AEL&P announces price hikes starting in January

AEL&P's main offices, pictured here on March 24, 2018, are located in the Lemon Creek area in Juneau.
AEL&P’s main offices, pictured here on March 24, 2018, are located in the Lemon Creek area in Juneau. (Photo by Jeremy Hsieh/KTOO)

AEL&P announced Monday that electricity bills are going up starting in January due to low rainfall this year. Residential customers can expect an average increase of $13.62 per month.

The company normally provides renewable hydropower energy to Juneau, relying on multiple lakes and reservoirs around the city. Director of Consumer Affairs Debbie Driscoll said we didn’t get enough rain this summer and fall to ensure a surplus of hydropower energy.

For more than ten years, AEL&P has had contracts with what they call “interruptible” customers like Greens Creek Mine and the Princess Cruise lines.

“We entered into agreements with them to purchase electricity when surplus water is available,” said Driscoll. “If we didn’t have interruptible customers to buy surplus energy, that energy would often just spill … lost water.”

The revenue gained from the interruptible contracts actually worked like a discount for “firm” customers, like residents and commercial businesses in Juneau.

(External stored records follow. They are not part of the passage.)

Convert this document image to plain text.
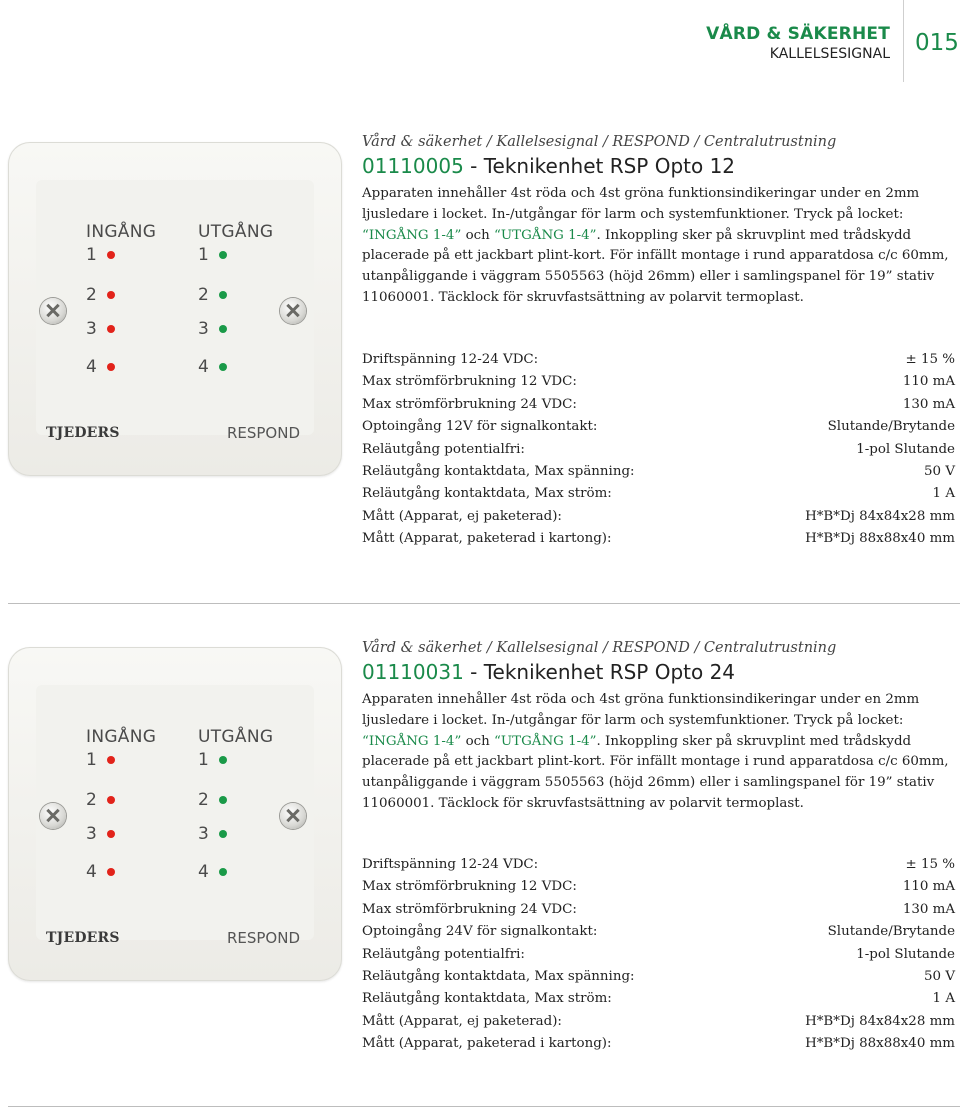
VÅRD & SÄKERHET
KALLELSESIGNAL 015
INGÅNG
1
2
3
4
UTGÅNG
1
2
3
4
TJEDERS	RESPOND
Vård & säkerhet / Kallelsesignal / RESPOND / Centralutrustning
01110005 - Teknikenhet RSP Opto 12
Apparaten innehåller 4st röda och 4st gröna funktionsindikeringar under en 2mm ljusledare i locket. In-/utgångar för larm och systemfunktioner. Tryck på locket: “INGÅNG 1-4” och “UTGÅNG 1-4”. Inkoppling sker på skruvplint med trådskydd placerade på ett jackbart plint-kort. För infällt montage i rund apparatdosa c/c 60mm, utanpåliggande i väggram 5505563 (höjd 26mm) eller i samlingspanel för 19” stativ 11060001. Täcklock för skruvfastsättning av polarvit termoplast.
Driftspänning 12-24 VDC:	± 15 %
Max strömförbrukning 12 VDC:	110 mA
Max strömförbrukning 24 VDC:	130 mA
Optoingång 12V för signalkontakt:	Slutande/Brytande
Reläutgång potentialfri:	1-pol Slutande
Reläutgång kontaktdata, Max spänning:	50 V
Reläutgång kontaktdata, Max ström:	1 A
Mått (Apparat, ej paketerad):	H*B*Dj 84x84x28 mm
Mått (Apparat, paketerad i kartong):	H*B*Dj 88x88x40 mm
INGÅNG
1
2
3
4
UTGÅNG
1
2
3
4
TJEDERS	RESPOND
Vård & säkerhet / Kallelsesignal / RESPOND / Centralutrustning
01110031 - Teknikenhet RSP Opto 24
Apparaten innehåller 4st röda och 4st gröna funktionsindikeringar under en 2mm ljusledare i locket. In-/utgångar för larm och systemfunktioner. Tryck på locket: “INGÅNG 1-4” och “UTGÅNG 1-4”. Inkoppling sker på skruvplint med trådskydd placerade på ett jackbart plint-kort. För infällt montage i rund apparatdosa c/c 60mm, utanpåliggande i väggram 5505563 (höjd 26mm) eller i samlingspanel för 19” stativ 11060001. Täcklock för skruvfastsättning av polarvit termoplast.
Driftspänning 12-24 VDC:	± 15 %
Max strömförbrukning 12 VDC:	110 mA
Max strömförbrukning 24 VDC:	130 mA
Optoingång 24V för signalkontakt:	Slutande/Brytande
Reläutgång potentialfri:	1-pol Slutande
Reläutgång kontaktdata, Max spänning:	50 V
Reläutgång kontaktdata, Max ström:	1 A
Mått (Apparat, ej paketerad):	H*B*Dj 84x84x28 mm
Mått (Apparat, paketerad i kartong):	H*B*Dj 88x88x40 mm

Over the last five years, those contracts offset an average resident’s energy bill by about $30 a month. Driscoll emphasized that there’s not going to be any increase to the actual energy usage rate, but firm customers won’t be getting that discount anymore.

Given the low level of rainfall this year, AEL&P determined that there would not be enough water to produce that surplus in hydropower energy.

“This is unusual,” Driscoll said. “In the fall, about September and October, we normally get a tremendous amount of rainfall, and that’s when we see our lakes just top off. They just fill. That’s what we normally see every year, so this was definitely not typical for this area.”

Brian Brettschneider, a climatologist with the University of Alaska Fairbanks, said this year’s precipitation levels fall within typical variability, and isn’t necessarily a result of climate change. “I wouldn’t feel comfortable drawing any conclusions from it,” he said over the phone.

AEL&P says the price hike is a temporary change — as long as rainfall returns to normal levels, they’ll resume selling surplus energy, which will once again lower regular customers’ energy bills.